Since we 100% decided on a ranch-style home at the end of 2014, we really haven’t looked back (okay, maybe I still sometimes pine for a sweeping front staircase). The more that I dream though, I see how grand a ranch can feel and am seriously looking forward to finding one of our very own. Last week my mom and I checked out a few real estate listings, and the only one that had real potential was a 70s brick house in one of my favorite neighborhoods. Perched on a hill overlooking a lake, with nothing but woods and wildlife behind it. Of course, it was vastly out of our price range, but I told myself it would be educational to see a home completely untouched since it was built decades before. I had loved the one we toured built in the 60s; it hadn’t occurred to me how much of a difference a few years of trends could make on a home.
While I walked through the house, which truly had good bones, I tried to convince myself that I could live with black and gold flocked wallpaper, groovy sunken bathtubs, interesting wall-to-wall carpeting. Thank goodness I snapped out of it shortly after. But dang, that house would be a showstopper with some timeless updates…
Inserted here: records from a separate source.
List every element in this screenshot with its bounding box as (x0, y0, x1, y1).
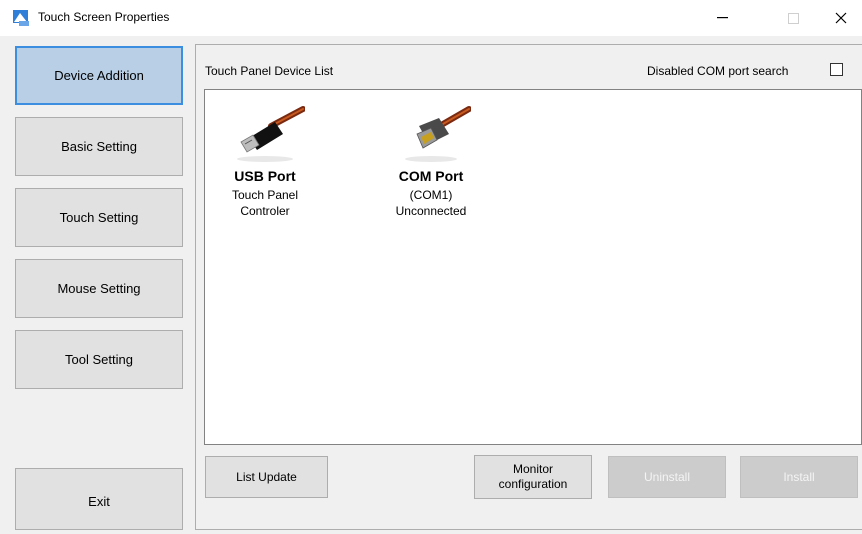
com-search-checkbox[interactable] (830, 63, 843, 76)
window-title: Touch Screen Properties (38, 10, 170, 24)
app-icon (13, 10, 29, 26)
minimize-icon (717, 17, 728, 19)
usb-cable-icon (237, 106, 305, 162)
list-update-button[interactable]: List Update (205, 456, 328, 498)
nav-label: Mouse Setting (57, 281, 141, 296)
close-button[interactable] (818, 0, 862, 36)
device-title: COM Port (398, 168, 464, 184)
device-list-title: Touch Panel Device List (205, 64, 334, 78)
nav-basic-setting[interactable]: Basic Setting (15, 117, 183, 176)
com-search-label: Disabled COM port search (647, 64, 789, 78)
maximize-button (770, 0, 816, 36)
exit-label: Exit (88, 493, 110, 509)
close-icon (835, 12, 847, 24)
monitor-configuration-label: Monitor configuration (498, 462, 568, 491)
uninstall-label: Uninstall (643, 469, 691, 484)
device-usb[interactable]: USB Port Touch Panel Controler (210, 104, 320, 219)
title-bar: Touch Screen Properties (0, 0, 862, 36)
nav-label: Basic Setting (61, 139, 137, 154)
serial-cable-icon (405, 106, 471, 162)
maximize-icon (787, 12, 799, 24)
monitor-configuration-button[interactable]: Monitor configuration (474, 455, 592, 499)
uninstall-button: Uninstall (608, 456, 726, 498)
device-desc-line1: Touch Panel (231, 188, 299, 202)
device-com[interactable]: COM Port (COM1) Unconnected (376, 104, 486, 219)
nav-label: Tool Setting (65, 352, 133, 367)
device-desc-line1: (COM1) (409, 188, 453, 202)
nav-tool-setting[interactable]: Tool Setting (15, 330, 183, 389)
install-label: Install (783, 469, 815, 484)
install-button: Install (740, 456, 858, 498)
list-update-label: List Update (236, 469, 297, 484)
nav-label: Device Addition (54, 68, 144, 83)
nav-mouse-setting[interactable]: Mouse Setting (15, 259, 183, 318)
exit-button[interactable]: Exit (15, 468, 183, 530)
device-desc-line2: Unconnected (395, 204, 467, 218)
nav-label: Touch Setting (59, 210, 139, 225)
minimize-button[interactable] (700, 0, 746, 36)
device-desc-line2: Controler (240, 204, 290, 218)
nav-device-addition[interactable]: Device Addition (15, 46, 183, 105)
nav-touch-setting[interactable]: Touch Setting (15, 188, 183, 247)
device-title: USB Port (234, 168, 296, 184)
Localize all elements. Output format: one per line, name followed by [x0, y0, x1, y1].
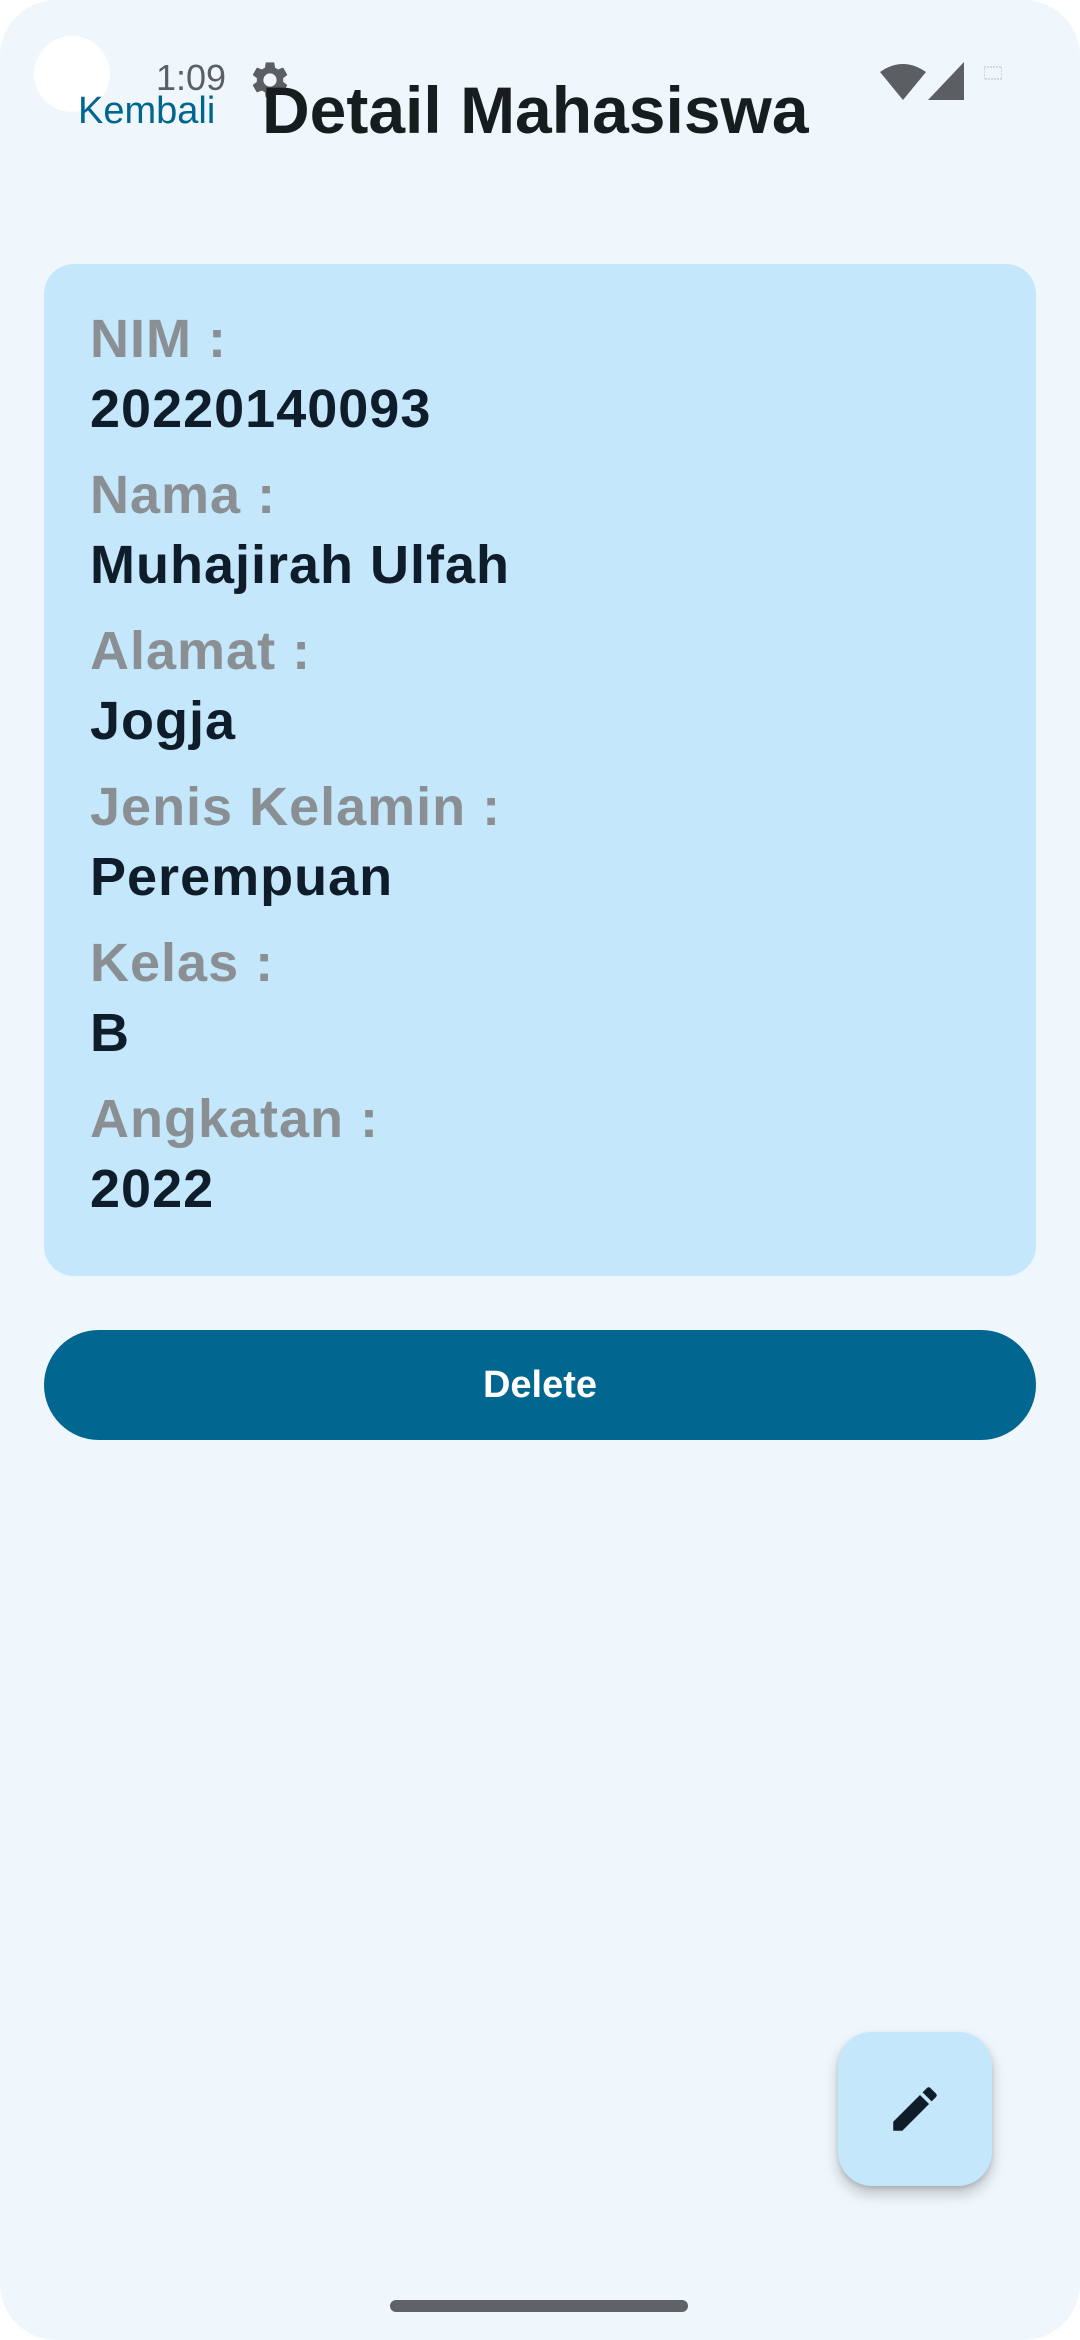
field-label: Angkatan : — [90, 1089, 380, 1149]
student-detail-card: NIM : 20220140093 Nama : Muhajirah Ulfah… — [44, 264, 1036, 1276]
page-title: Detail Mahasiswa — [262, 73, 809, 147]
cell-signal-icon — [928, 62, 964, 100]
field-nim: NIM : 20220140093 — [90, 304, 990, 444]
edit-fab-button[interactable] — [838, 2032, 992, 2186]
field-label: NIM : — [90, 309, 227, 369]
field-value: Perempuan — [90, 847, 394, 907]
field-value: B — [90, 1003, 130, 1063]
app-screen: 1:09 Kembali Detail Mahasiswa NIM : 2022… — [0, 0, 1080, 2340]
field-nama: Nama : Muhajirah Ulfah — [90, 460, 990, 600]
field-alamat: Alamat : Jogja — [90, 616, 990, 756]
field-kelas: Kelas : B — [90, 928, 990, 1068]
back-button[interactable]: Kembali — [78, 88, 215, 134]
field-angkatan: Angkatan : 2022 — [90, 1084, 990, 1224]
field-value: 2022 — [90, 1159, 215, 1219]
field-value: Jogja — [90, 691, 237, 751]
home-gesture-bar[interactable] — [390, 2300, 688, 2312]
field-jenis-kelamin: Jenis Kelamin : Perempuan — [90, 772, 990, 912]
field-label: Nama : — [90, 465, 277, 525]
battery-icon — [984, 66, 1002, 80]
field-label: Kelas : — [90, 933, 275, 993]
field-label: Alamat : — [90, 621, 312, 681]
field-value: Muhajirah Ulfah — [90, 535, 511, 595]
edit-pencil-icon — [893, 2087, 937, 2131]
delete-button[interactable]: Delete — [44, 1330, 1036, 1440]
field-value: 20220140093 — [90, 379, 432, 439]
wifi-icon — [880, 64, 926, 100]
field-label: Jenis Kelamin : — [90, 777, 502, 837]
The stylings of a pre-seventies home certainly fits Ethan’s and my lifestyles better…though the more lux the construction the better. I am constantly swimming in visions of rich wood paneled walls, delicate hearths, tile that enhances not distracts. While the most appealing neighborhoods remain occupied, I look to house plans to satisfy my insatiable desire to have a home to call our own. The house above, from architect William E. Poole, is the only modern house plan that keeps the look and feel of a vintage house plan. Isn’t it idyllic? Other than this one, I’m digging through the vaults of Antique Alter Ego and the complementary designer file on Dream Home Source for plans.
What I’m really craving is some graph paper, however, to create a hybrid house with all my favorite features.